Cuando en este país se etiqueta a las personas de derechas, de izquierdas, de liberales o conservadores, no deja de ser más que una práctica ociosa. Tal pareciera que la gente en México no sabe lo que es una ideología definida.
Producto de la ignorancia, o de la endeblez de los valores, consecuencia de la eterna búsqueda de la identidad mexicana, que va más allá de una racionalidad motivada, aquí encontramos izquierdosos que son víctimas (o fans) del consumismo neoliberal, “católicos” que practican la santería o la masonería, derechosos que, tratándose de Estados Unidos, tienen filia hacia el partido demócrata. Lo extraño es que es común.
Si las ideas con las que se rige un individuo, están sutentadas en una ética cambiante (no por el crecimiento cognitivo y evolutivo natural, sino por la adaptación conveniente a las circunstancias particulares de cada uno, y por el rechazo a desarrollarse en un ecosistema con circunstancias desfavorables), nunca se podrá delimitar el camino a seguir como sociedad, mucho menos determinar las formas de avanzar, y ni siquiera proyectar a dónde se quiere llegar.

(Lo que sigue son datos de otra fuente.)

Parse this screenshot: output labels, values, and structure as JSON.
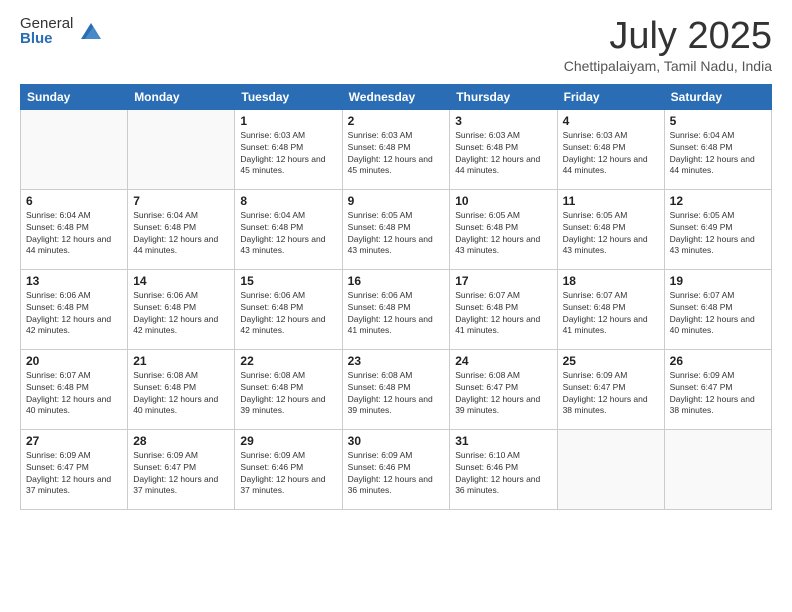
{
  "logo": {
    "general": "General",
    "blue": "Blue"
  },
  "header": {
    "month": "July 2025",
    "location": "Chettipalaiyam, Tamil Nadu, India"
  },
  "days_of_week": [
    "Sunday",
    "Monday",
    "Tuesday",
    "Wednesday",
    "Thursday",
    "Friday",
    "Saturday"
  ],
  "weeks": [
    [
      {
        "day": "",
        "info": ""
      },
      {
        "day": "",
        "info": ""
      },
      {
        "day": "1",
        "info": "Sunrise: 6:03 AM\nSunset: 6:48 PM\nDaylight: 12 hours and 45 minutes."
      },
      {
        "day": "2",
        "info": "Sunrise: 6:03 AM\nSunset: 6:48 PM\nDaylight: 12 hours and 45 minutes."
      },
      {
        "day": "3",
        "info": "Sunrise: 6:03 AM\nSunset: 6:48 PM\nDaylight: 12 hours and 44 minutes."
      },
      {
        "day": "4",
        "info": "Sunrise: 6:03 AM\nSunset: 6:48 PM\nDaylight: 12 hours and 44 minutes."
      },
      {
        "day": "5",
        "info": "Sunrise: 6:04 AM\nSunset: 6:48 PM\nDaylight: 12 hours and 44 minutes."
      }
    ],
    [
      {
        "day": "6",
        "info": "Sunrise: 6:04 AM\nSunset: 6:48 PM\nDaylight: 12 hours and 44 minutes."
      },
      {
        "day": "7",
        "info": "Sunrise: 6:04 AM\nSunset: 6:48 PM\nDaylight: 12 hours and 44 minutes."
      },
      {
        "day": "8",
        "info": "Sunrise: 6:04 AM\nSunset: 6:48 PM\nDaylight: 12 hours and 43 minutes."
      },
      {
        "day": "9",
        "info": "Sunrise: 6:05 AM\nSunset: 6:48 PM\nDaylight: 12 hours and 43 minutes."
      },
      {
        "day": "10",
        "info": "Sunrise: 6:05 AM\nSunset: 6:48 PM\nDaylight: 12 hours and 43 minutes."
      },
      {
        "day": "11",
        "info": "Sunrise: 6:05 AM\nSunset: 6:48 PM\nDaylight: 12 hours and 43 minutes."
      },
      {
        "day": "12",
        "info": "Sunrise: 6:05 AM\nSunset: 6:49 PM\nDaylight: 12 hours and 43 minutes."
      }
    ],
    [
      {
        "day": "13",
        "info": "Sunrise: 6:06 AM\nSunset: 6:48 PM\nDaylight: 12 hours and 42 minutes."
      },
      {
        "day": "14",
        "info": "Sunrise: 6:06 AM\nSunset: 6:48 PM\nDaylight: 12 hours and 42 minutes."
      },
      {
        "day": "15",
        "info": "Sunrise: 6:06 AM\nSunset: 6:48 PM\nDaylight: 12 hours and 42 minutes."
      },
      {
        "day": "16",
        "info": "Sunrise: 6:06 AM\nSunset: 6:48 PM\nDaylight: 12 hours and 41 minutes."
      },
      {
        "day": "17",
        "info": "Sunrise: 6:07 AM\nSunset: 6:48 PM\nDaylight: 12 hours and 41 minutes."
      },
      {
        "day": "18",
        "info": "Sunrise: 6:07 AM\nSunset: 6:48 PM\nDaylight: 12 hours and 41 minutes."
      },
      {
        "day": "19",
        "info": "Sunrise: 6:07 AM\nSunset: 6:48 PM\nDaylight: 12 hours and 40 minutes."
      }
    ],
    [
      {
        "day": "20",
        "info": "Sunrise: 6:07 AM\nSunset: 6:48 PM\nDaylight: 12 hours and 40 minutes."
      },
      {
        "day": "21",
        "info": "Sunrise: 6:08 AM\nSunset: 6:48 PM\nDaylight: 12 hours and 40 minutes."
      },
      {
        "day": "22",
        "info": "Sunrise: 6:08 AM\nSunset: 6:48 PM\nDaylight: 12 hours and 39 minutes."
      },
      {
        "day": "23",
        "info": "Sunrise: 6:08 AM\nSunset: 6:48 PM\nDaylight: 12 hours and 39 minutes."
      },
      {
        "day": "24",
        "info": "Sunrise: 6:08 AM\nSunset: 6:47 PM\nDaylight: 12 hours and 39 minutes."
      },
      {
        "day": "25",
        "info": "Sunrise: 6:09 AM\nSunset: 6:47 PM\nDaylight: 12 hours and 38 minutes."
      },
      {
        "day": "26",
        "info": "Sunrise: 6:09 AM\nSunset: 6:47 PM\nDaylight: 12 hours and 38 minutes."
      }
    ],
    [
      {
        "day": "27",
        "info": "Sunrise: 6:09 AM\nSunset: 6:47 PM\nDaylight: 12 hours and 37 minutes."
      },
      {
        "day": "28",
        "info": "Sunrise: 6:09 AM\nSunset: 6:47 PM\nDaylight: 12 hours and 37 minutes."
      },
      {
        "day": "29",
        "info": "Sunrise: 6:09 AM\nSunset: 6:46 PM\nDaylight: 12 hours and 37 minutes."
      },
      {
        "day": "30",
        "info": "Sunrise: 6:09 AM\nSunset: 6:46 PM\nDaylight: 12 hours and 36 minutes."
      },
      {
        "day": "31",
        "info": "Sunrise: 6:10 AM\nSunset: 6:46 PM\nDaylight: 12 hours and 36 minutes."
      },
      {
        "day": "",
        "info": ""
      },
      {
        "day": "",
        "info": ""
      }
    ]
  ]
}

“Es de sabios cambiar de opinión”, parece ser el dicho popular con el que se excusa la indefinición ideológica. En el pasado, la Iglesia controlaba monopólicamente las creencias y el conocimiento. En México, el PRI, por más que controló la educación, nunca pudo lograrlo, ya que ni siquiera pudo definir una identidad nacional. Ante la desmonopolización del saber y del creer, entonces corresponde a la familia en un principio, y más tarde, a cada persona, reforzar su cuadro moral, que a su vez, cimiente, con firmeza pero sin rigidez, la ideología con la que regirá su vida.